As much as we were excited about our trip, I was apprehensive about how my kids and I will manage without “help”. Although I tried my best to make them self-dependent at home, there was a lot that was done by our nanny.
We started off by implementing a routine the kids had to follow, for example, every morning each child had to make their bed, go to the bathroom to wash and brush their teeth, then change by themselves (I would have laid out the clothes while they were having breakfast). We weren’t expecting perfectly made beds, but they had to be neat; their pajama’s and underwear had to go in the laundry basket; their dirty dishes in the sink.
Behaviorally, we gave the kids a talk once we arrived in London and our expectations were clearly communicated to them (even to our 3 year old). To make sure they stick to the plan, my husband devised a “point system”; every morning the kids start with a 100 points (the full “grade”) and based on what they do during the day they get a plus or minus on their grade system.

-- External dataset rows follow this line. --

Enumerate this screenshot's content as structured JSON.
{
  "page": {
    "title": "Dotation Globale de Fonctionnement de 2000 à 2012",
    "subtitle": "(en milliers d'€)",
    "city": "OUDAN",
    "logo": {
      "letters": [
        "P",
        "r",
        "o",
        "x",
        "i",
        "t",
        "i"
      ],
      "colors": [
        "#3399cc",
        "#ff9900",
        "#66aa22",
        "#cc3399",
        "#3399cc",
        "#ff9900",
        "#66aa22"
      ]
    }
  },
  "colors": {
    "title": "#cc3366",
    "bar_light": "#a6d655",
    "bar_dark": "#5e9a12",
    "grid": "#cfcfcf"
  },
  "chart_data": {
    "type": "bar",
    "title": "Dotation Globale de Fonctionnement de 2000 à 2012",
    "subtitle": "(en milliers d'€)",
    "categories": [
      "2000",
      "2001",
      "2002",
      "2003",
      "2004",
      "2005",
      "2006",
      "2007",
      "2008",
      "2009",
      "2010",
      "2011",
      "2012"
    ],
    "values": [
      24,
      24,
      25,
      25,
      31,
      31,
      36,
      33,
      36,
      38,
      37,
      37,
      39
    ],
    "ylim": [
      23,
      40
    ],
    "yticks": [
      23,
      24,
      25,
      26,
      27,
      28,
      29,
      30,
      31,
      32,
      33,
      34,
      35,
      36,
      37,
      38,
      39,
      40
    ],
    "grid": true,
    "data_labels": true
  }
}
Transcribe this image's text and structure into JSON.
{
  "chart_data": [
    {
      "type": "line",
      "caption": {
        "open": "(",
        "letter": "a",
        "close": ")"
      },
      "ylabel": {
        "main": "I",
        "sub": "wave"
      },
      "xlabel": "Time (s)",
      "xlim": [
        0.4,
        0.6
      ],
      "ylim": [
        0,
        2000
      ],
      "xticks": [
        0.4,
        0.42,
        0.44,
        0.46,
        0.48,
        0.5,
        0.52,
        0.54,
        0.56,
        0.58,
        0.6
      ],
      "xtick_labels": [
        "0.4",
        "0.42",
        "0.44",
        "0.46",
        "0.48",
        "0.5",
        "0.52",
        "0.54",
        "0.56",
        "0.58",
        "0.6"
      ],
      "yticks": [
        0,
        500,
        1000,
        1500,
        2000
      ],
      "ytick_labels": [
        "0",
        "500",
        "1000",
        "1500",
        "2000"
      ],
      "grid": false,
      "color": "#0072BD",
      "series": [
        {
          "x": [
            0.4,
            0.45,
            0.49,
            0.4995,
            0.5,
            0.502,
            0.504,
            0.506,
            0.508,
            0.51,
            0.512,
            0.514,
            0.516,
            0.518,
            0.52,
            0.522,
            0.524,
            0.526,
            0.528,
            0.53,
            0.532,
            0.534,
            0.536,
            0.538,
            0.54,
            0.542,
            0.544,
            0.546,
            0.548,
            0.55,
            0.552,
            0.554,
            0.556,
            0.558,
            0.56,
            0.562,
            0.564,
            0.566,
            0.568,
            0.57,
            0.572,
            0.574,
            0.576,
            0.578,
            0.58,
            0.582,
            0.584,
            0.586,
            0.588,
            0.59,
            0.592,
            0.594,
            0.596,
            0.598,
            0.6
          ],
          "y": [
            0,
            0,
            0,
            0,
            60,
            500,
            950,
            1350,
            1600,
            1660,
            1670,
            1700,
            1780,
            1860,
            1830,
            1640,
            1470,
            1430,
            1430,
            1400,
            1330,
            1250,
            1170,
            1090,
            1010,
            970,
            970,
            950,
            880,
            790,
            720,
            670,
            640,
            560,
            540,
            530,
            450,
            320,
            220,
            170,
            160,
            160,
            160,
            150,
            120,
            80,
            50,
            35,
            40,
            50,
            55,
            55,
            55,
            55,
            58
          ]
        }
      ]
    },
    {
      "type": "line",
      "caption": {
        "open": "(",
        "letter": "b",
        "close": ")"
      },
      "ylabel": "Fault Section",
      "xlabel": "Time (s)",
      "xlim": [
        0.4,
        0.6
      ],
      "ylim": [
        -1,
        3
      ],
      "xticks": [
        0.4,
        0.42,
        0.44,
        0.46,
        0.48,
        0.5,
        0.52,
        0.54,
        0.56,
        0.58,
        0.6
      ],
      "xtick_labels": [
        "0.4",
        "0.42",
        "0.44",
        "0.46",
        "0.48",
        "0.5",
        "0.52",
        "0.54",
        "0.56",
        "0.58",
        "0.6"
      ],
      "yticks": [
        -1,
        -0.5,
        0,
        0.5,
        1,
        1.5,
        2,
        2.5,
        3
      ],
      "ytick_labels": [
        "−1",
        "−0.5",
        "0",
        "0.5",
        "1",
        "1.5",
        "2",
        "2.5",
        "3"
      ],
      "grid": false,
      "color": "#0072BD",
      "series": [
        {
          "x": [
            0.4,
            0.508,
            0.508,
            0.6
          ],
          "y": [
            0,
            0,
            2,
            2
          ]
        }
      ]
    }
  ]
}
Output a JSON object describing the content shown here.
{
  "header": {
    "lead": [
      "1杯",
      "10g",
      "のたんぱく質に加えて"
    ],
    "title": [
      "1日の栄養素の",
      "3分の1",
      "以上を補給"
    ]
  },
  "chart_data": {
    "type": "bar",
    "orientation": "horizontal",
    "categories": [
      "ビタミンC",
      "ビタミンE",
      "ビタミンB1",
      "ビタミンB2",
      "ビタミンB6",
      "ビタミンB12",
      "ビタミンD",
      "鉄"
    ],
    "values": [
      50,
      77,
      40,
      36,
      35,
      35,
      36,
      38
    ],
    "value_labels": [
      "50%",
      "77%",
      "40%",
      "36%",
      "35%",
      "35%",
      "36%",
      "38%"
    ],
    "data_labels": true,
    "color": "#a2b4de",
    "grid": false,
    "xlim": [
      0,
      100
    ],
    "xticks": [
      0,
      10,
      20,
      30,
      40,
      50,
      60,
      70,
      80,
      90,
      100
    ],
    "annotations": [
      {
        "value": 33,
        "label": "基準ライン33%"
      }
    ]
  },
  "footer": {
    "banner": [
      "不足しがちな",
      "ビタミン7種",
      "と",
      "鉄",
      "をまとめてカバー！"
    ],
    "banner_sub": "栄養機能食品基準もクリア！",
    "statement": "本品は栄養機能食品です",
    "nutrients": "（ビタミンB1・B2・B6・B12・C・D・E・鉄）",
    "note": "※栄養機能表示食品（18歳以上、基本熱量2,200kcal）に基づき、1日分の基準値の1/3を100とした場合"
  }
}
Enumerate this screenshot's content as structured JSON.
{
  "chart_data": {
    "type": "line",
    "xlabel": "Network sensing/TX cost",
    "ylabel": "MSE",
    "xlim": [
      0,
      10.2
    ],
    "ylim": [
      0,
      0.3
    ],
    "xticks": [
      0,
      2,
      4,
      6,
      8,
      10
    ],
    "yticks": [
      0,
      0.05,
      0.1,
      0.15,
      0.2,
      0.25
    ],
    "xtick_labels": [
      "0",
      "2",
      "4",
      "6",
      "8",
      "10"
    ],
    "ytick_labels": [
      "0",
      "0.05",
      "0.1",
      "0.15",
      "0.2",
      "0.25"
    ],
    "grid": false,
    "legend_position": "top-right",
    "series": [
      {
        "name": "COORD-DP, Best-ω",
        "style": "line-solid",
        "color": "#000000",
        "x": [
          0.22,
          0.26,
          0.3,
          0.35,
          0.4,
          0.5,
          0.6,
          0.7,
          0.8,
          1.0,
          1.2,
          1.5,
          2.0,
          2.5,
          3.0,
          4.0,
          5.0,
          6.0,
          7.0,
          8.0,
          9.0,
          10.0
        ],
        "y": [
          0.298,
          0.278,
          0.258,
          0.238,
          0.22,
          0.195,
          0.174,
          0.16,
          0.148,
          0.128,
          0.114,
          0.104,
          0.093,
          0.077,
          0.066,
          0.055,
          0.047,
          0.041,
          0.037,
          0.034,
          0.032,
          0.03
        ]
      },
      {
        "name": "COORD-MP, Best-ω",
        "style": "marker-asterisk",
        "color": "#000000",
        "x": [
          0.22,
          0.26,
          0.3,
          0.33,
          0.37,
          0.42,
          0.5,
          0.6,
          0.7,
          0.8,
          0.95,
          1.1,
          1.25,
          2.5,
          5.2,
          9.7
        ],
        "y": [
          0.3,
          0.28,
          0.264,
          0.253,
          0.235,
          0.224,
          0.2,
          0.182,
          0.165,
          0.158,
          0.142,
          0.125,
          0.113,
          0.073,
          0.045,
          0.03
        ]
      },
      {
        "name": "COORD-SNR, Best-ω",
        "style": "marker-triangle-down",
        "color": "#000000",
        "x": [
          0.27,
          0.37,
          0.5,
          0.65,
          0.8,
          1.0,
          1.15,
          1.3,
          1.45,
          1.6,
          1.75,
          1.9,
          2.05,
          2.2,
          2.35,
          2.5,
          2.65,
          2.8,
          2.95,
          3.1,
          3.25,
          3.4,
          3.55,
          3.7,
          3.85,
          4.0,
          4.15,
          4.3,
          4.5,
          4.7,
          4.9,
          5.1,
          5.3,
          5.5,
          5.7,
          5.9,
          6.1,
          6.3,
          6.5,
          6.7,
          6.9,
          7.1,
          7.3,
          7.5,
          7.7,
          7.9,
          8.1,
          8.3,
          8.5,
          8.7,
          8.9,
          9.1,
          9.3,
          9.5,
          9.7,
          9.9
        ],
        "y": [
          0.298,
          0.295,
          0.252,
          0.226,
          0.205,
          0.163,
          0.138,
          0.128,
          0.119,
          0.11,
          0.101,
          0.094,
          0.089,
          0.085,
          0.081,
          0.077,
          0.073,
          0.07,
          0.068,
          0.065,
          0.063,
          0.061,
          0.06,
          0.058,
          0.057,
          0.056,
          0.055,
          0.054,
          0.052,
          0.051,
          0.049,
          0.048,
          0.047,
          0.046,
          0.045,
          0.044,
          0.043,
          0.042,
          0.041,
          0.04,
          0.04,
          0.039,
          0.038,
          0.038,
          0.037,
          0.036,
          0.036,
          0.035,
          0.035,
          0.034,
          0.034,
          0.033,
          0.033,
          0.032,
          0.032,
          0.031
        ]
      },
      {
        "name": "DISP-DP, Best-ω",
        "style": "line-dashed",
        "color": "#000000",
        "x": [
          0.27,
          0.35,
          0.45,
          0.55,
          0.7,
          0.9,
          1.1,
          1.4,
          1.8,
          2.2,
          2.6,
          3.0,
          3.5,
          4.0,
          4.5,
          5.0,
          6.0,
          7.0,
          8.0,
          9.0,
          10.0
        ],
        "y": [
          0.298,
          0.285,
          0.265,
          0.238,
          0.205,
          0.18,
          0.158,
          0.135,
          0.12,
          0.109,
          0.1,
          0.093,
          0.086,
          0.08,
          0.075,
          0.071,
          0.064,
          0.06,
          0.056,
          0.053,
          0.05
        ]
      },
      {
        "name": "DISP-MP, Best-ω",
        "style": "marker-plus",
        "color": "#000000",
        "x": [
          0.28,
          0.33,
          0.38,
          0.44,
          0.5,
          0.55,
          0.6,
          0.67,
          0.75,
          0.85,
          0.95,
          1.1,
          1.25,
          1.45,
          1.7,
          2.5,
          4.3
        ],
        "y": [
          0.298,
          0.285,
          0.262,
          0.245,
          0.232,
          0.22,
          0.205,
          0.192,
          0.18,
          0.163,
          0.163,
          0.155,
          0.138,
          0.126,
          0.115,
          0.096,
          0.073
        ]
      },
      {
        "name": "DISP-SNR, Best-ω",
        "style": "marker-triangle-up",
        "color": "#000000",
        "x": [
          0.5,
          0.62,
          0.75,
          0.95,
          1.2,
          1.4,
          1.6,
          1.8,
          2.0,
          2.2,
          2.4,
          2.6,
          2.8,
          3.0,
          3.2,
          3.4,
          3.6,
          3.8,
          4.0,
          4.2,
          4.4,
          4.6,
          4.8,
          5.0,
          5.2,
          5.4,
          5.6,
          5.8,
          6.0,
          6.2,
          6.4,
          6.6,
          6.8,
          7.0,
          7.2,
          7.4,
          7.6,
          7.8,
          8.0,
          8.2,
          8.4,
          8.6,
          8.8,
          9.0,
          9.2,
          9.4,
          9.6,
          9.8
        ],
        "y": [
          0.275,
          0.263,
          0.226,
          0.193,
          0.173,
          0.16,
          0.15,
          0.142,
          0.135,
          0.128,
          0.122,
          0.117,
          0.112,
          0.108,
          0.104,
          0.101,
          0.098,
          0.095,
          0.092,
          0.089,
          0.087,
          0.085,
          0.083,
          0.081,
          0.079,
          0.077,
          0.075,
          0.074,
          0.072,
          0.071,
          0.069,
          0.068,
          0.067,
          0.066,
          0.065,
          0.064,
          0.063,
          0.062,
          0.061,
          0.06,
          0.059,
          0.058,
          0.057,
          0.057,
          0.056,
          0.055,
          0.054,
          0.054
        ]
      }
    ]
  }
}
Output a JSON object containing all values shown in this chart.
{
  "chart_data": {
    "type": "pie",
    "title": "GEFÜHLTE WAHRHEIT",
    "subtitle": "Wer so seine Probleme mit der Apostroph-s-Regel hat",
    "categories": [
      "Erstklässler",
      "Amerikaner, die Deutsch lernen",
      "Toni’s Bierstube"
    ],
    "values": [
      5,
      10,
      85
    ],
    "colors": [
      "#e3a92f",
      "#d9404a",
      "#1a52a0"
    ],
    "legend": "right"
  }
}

For example, if my 5 year old helps his younger brother to get dressed in the morning he would get 10 extra points (110 points); if he doesn’t listen to instructions while we are heading to the park (goes too far from us), he gets a minus 5.
This point system determines what the kids can buy the next time we visited a theme park, or toy store. The toys weren’t all opened while we are in London, many of those toys would only be opened once we were in Kuwait.
Was it smooth sailing? Absolutely not, it was very bumpy the first 10 days, but once the kids got a hang of it, the minuses lessened and the time-outs faded away. The kids were helping me do the laundry and change the sheets, because they wanted to help, and they were being nice to each other. When we were out they would make sure everyone was close by, they even took their youngest brother to the bathroom when he needed it without my help.
The trip wasn’t a vacation for my husband and I, but it brought us so much closer as a family that it was well worth the physical and mental exhaustion. I saw my kids eat better, play nicer, and discover their own personalities. They were more open to experimenting with food (my eldest loved lobster!) and making new friends from different cultures. It was well worth it.